New York, a Steppingstone, Usually Does Not Mind
Ms. Pirro was raising an issue that has come up frequently in New York - a state that has produced more than its share of presidential candidates - and one Mrs. Clinton has faced before. But if history is any guide, New Yorkers tend not to worry much about voting for politicians viewed as having grander national ambitions.
In one example, voters knew that Robert F. Kennedy had hoped to be President Lyndon B. Johnson's running mate before he chose instead, in August 1964, to seek a Senate seat from New York. Though Mr. Kennedy, like Mrs. Clinton, faced questions on the campaign trail about being a carpetbagger (he spent much of his childhood in the Bronx but had a Virginia address just weeks before announcing; Mrs. Clinton is a native of Illinois), he won the seat and seemed to suffer no backlash when he threw his hat into the presidential ring in 1968.
Still, Ms. Pirro's offensive seems to be sticking, said Kieran Mahoney, one of her political advisers. He said Democrats "clearly feel that Pirro is hitting home because of their actions," which he said included Bill Clinton's recent recital, in a television interview, of a family rule: Do not look past the next election or you might not get past the next election.

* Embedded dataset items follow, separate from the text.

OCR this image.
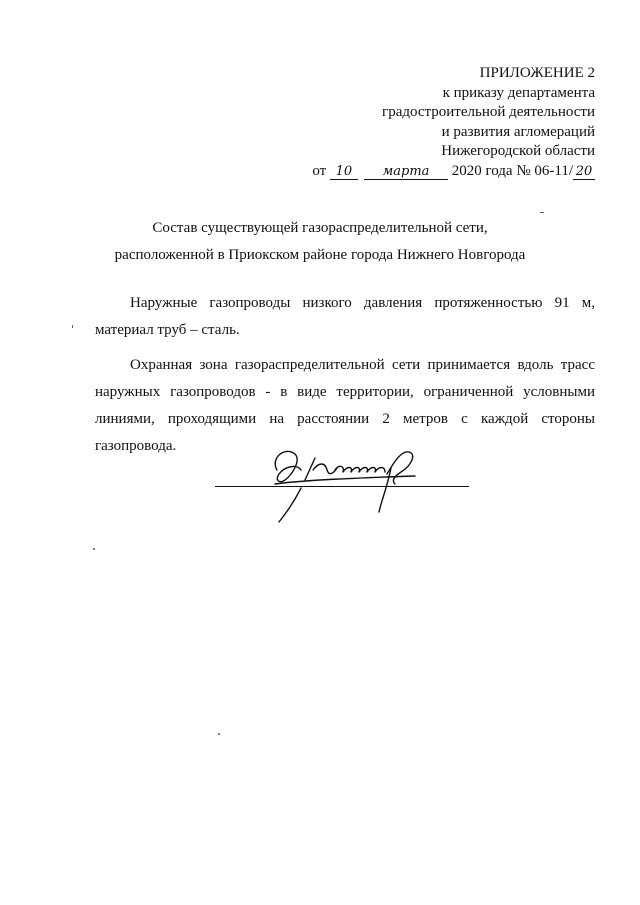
ПРИЛОЖЕНИЕ 2
к приказу департамента
градостроительной деятельности
и развития агломераций
Нижегородской области
от 10 марта 2020 года № 06-11/ 20
Состав существующей газораспределительной сети,
расположенной в Приокском районе города Нижнего Новгорода

Наружные газопроводы низкого давления протяженностью 91 м, материал труб – сталь.

Охранная зона газораспределительной сети принимается вдоль трасс наружных газопроводов - в виде территории, ограниченной условными линиями, проходящими на расстоянии 2 метров с каждой стороны газопровода.
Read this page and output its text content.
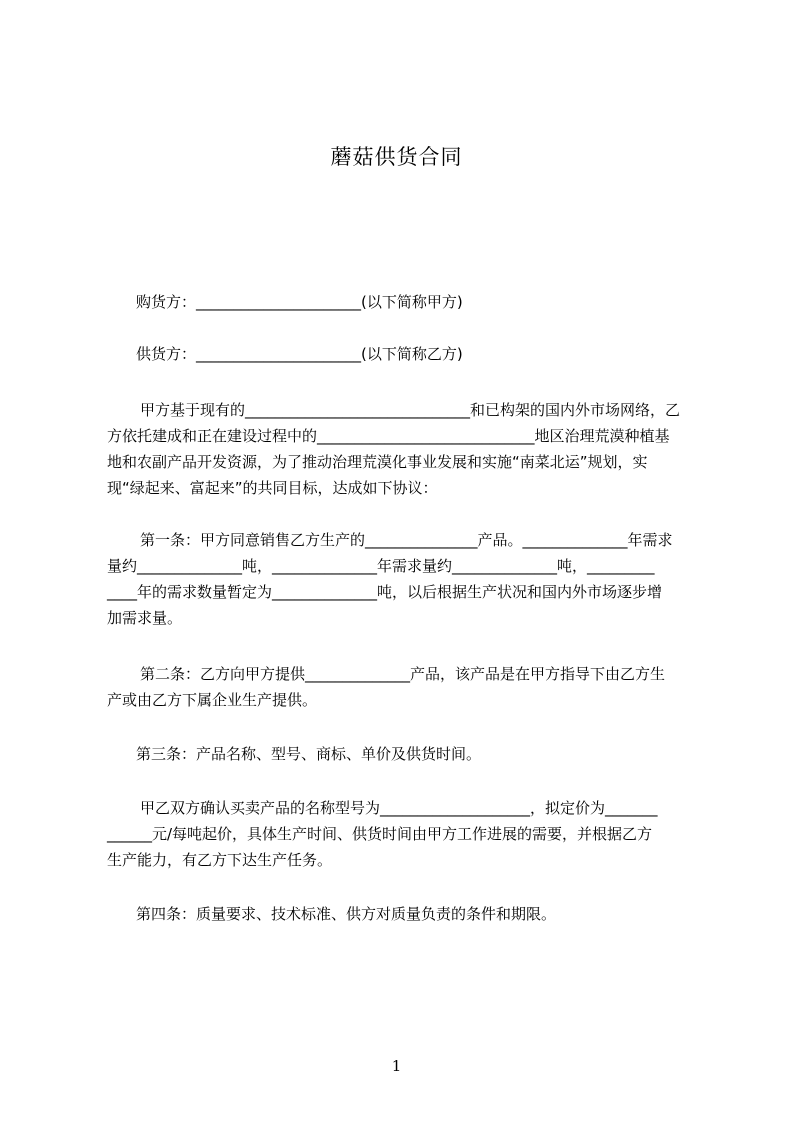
蘑菇供货合同
购货方：______________________(以下简称甲方)
供货方：______________________(以下简称乙方)
甲方基于现有的______________________________和已构架的国内外市场网络，乙
方依托建成和正在建设过程中的_____________________________地区治理荒漠种植基
地和农副产品开发资源，为了推动治理荒漠化事业发展和实施“南菜北运”规划，实
现“绿起来、富起来”的共同目标，达成如下协议：
第一条：甲方同意销售乙方生产的_______________产品。______________年需求
量约______________吨，______________年需求量约______________吨，_________
____年的需求数量暂定为______________吨，以后根据生产状况和国内外市场逐步增
加需求量。
第二条：乙方向甲方提供______________产品，该产品是在甲方指导下由乙方生
产或由乙方下属企业生产提供。
第三条：产品名称、型号、商标、单价及供货时间。
甲乙双方确认买卖产品的名称型号为____________________，拟定价为_______
______元/每吨起价，具体生产时间、供货时间由甲方工作进展的需要，并根据乙方
生产能力，有乙方下达生产任务。
第四条：质量要求、技术标准、供方对质量负责的条件和期限。
1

In the long run, though, several political analysts said that of all the complaints voters might have about Mrs. Clinton, her potential presidential aspirations were not likely to be high on the list. Two recent polls on whether Mrs. Clinton should pledge to fulfill the full six-year term she is seeking achieved contradictory results. Several New York governors won presidential nominations in the first half of the 20th century. Theodore Roosevelt and his cousin Franklin gained the White House.